这处的动静引来不少人围观,传来阵阵笑声和唏嘘。
这时,林弈年替老师拿资料过来,一进门就看到了这般情境,蹙眉:“又怎么了。”
“年哥,这可真的和我们没关系!”
储成星眨巴眼睛,应得最快,“他自己就突然摔倒了,要给易忱拜个年,莫名其妙的。”
闫皓脸色青黑地站起身,气到眼前一阵阵发黑,立刻就要去揪储成星的衣领:“你他妈——”
林弈年扫过去,平静道:“闫皓,这里是教室,你再闹事就出去。”
“我没闹事!”
闫皓抬高声音,气急败坏指向他们三人,“好好好,你们一丘之貉是吧?”
他手一个个指过,最后到林弈年:“还有你这个懦夫,女人都被兄弟撬了还忍气吞声呢,这次机会你不要,我看你得后悔一辈——”
“这是在闹什么?”
气氛焦灼间,教授拎着包走到门外,皱眉打量着几人。
最后看向林弈年。他最欣赏和熟悉的学生也是他,基本是无条件偏爱。
有人和他起冲突,那必然是那人不对。
教授想都没想,朝闫皓看一眼,冷冷道:“不想上我的课可以离开。”
闫皓顿时哑火,怂得一言不发。
眼看着老师往讲台去,储成星也毫不把自己当外人,朝着程岸的方向就走过去。
走在最后的易忱朝林弈年看一眼,神色停顿。
后者淡淡回视一眼:“去上课吧。
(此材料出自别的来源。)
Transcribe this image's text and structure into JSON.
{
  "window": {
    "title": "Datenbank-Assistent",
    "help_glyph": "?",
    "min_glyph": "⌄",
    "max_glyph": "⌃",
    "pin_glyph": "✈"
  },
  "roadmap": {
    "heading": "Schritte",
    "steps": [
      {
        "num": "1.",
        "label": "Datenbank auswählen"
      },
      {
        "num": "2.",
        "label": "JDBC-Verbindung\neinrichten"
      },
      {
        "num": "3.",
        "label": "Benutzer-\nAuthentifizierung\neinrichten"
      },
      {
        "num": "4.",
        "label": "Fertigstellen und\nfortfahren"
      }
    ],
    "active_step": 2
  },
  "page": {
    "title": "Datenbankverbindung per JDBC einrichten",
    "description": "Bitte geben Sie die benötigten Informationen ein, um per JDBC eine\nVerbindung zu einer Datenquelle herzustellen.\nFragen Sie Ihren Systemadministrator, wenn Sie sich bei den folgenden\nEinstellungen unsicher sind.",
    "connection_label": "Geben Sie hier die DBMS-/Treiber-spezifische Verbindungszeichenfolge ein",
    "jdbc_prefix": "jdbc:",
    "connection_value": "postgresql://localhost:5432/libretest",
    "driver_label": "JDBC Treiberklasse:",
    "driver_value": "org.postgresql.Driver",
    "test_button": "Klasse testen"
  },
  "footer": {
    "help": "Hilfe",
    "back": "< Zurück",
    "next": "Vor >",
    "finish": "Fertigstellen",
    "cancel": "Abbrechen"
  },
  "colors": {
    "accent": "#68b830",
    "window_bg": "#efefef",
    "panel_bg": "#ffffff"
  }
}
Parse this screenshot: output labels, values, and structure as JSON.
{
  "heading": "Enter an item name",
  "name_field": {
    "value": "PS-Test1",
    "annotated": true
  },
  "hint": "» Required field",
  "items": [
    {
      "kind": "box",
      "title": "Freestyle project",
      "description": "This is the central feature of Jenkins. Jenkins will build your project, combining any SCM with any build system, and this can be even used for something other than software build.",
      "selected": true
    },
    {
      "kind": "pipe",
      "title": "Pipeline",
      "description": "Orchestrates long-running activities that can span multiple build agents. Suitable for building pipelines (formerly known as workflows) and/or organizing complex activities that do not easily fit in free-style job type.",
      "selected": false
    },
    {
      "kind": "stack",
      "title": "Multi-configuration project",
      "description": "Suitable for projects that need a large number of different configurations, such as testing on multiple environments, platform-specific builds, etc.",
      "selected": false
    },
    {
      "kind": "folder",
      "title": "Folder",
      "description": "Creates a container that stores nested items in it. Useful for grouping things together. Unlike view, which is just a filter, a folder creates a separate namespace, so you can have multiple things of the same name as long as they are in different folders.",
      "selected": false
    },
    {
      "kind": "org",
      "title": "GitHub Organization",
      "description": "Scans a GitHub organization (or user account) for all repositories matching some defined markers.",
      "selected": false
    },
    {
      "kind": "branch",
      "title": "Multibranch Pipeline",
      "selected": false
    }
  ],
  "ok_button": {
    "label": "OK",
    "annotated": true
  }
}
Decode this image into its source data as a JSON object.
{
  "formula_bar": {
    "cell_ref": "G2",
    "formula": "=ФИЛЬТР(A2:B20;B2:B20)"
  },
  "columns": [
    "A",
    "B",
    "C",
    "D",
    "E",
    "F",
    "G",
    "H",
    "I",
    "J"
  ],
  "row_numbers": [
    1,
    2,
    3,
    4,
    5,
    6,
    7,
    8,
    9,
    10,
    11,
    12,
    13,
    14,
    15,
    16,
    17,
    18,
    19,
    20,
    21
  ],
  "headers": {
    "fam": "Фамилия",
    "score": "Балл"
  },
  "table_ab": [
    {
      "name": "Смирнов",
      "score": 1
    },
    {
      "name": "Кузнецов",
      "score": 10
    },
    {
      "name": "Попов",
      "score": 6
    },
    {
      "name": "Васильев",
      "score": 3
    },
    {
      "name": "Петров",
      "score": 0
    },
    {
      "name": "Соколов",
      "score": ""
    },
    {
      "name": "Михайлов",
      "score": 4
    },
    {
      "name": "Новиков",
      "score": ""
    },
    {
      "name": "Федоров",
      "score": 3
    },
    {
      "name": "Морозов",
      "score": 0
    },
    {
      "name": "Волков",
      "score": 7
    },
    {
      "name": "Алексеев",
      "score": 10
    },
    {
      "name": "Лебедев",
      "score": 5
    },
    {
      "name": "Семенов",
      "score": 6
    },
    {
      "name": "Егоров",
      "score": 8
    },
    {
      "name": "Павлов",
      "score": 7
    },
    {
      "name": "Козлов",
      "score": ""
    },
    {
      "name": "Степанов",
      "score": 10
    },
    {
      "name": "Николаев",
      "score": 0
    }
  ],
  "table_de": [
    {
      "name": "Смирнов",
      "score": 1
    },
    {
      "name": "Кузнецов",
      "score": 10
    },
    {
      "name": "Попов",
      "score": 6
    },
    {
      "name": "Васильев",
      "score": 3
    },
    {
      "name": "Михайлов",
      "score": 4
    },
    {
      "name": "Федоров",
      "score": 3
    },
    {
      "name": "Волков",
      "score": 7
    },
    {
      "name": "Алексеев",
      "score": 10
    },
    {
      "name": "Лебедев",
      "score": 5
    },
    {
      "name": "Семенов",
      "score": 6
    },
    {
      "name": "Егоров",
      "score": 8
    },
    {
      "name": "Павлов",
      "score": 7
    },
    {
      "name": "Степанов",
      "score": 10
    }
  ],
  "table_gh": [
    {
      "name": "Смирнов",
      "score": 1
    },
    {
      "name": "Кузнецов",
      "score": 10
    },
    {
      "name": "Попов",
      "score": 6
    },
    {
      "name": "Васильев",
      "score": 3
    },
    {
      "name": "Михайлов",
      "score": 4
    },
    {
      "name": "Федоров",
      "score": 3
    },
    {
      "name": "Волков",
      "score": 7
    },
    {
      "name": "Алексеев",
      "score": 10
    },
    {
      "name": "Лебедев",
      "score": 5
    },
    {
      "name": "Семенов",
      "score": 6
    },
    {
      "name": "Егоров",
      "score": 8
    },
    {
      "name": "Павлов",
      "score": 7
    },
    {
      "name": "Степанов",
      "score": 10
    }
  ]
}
”
后排座位上,程岸笑得整个人肩膀都在颤,视线时不时朝闫皓的方向瞟。
“你这操作牛啊,”他拍着储成星的肩膀,“给他气得半死。”
“比起易忱还是差一点。”
储成星嘀咕,好奇地问,“不过,这十厘米增高鞋是什么梗啊?他怎么气成这样?”
“噗。”
程岸压着上样的嘴,生怕一不小心笑出声,和他耳语,“这是钟吟说的。”
储成星更好奇了:“怎么说怎么说?”
程岸便一五一十说了整件事来龙去脉:“闫皓确实不是个东西,给钟吟散播不少谣言。”
“操。”
储成星气得踢一脚地面,“我刚刚就该给他一拳,这矮子就是闫皓啊,还不知道有没有我学姐高呢。”
他高中逛论坛就逛到过,当时就觉得这家伙是个傻逼,没想到这就是本尊。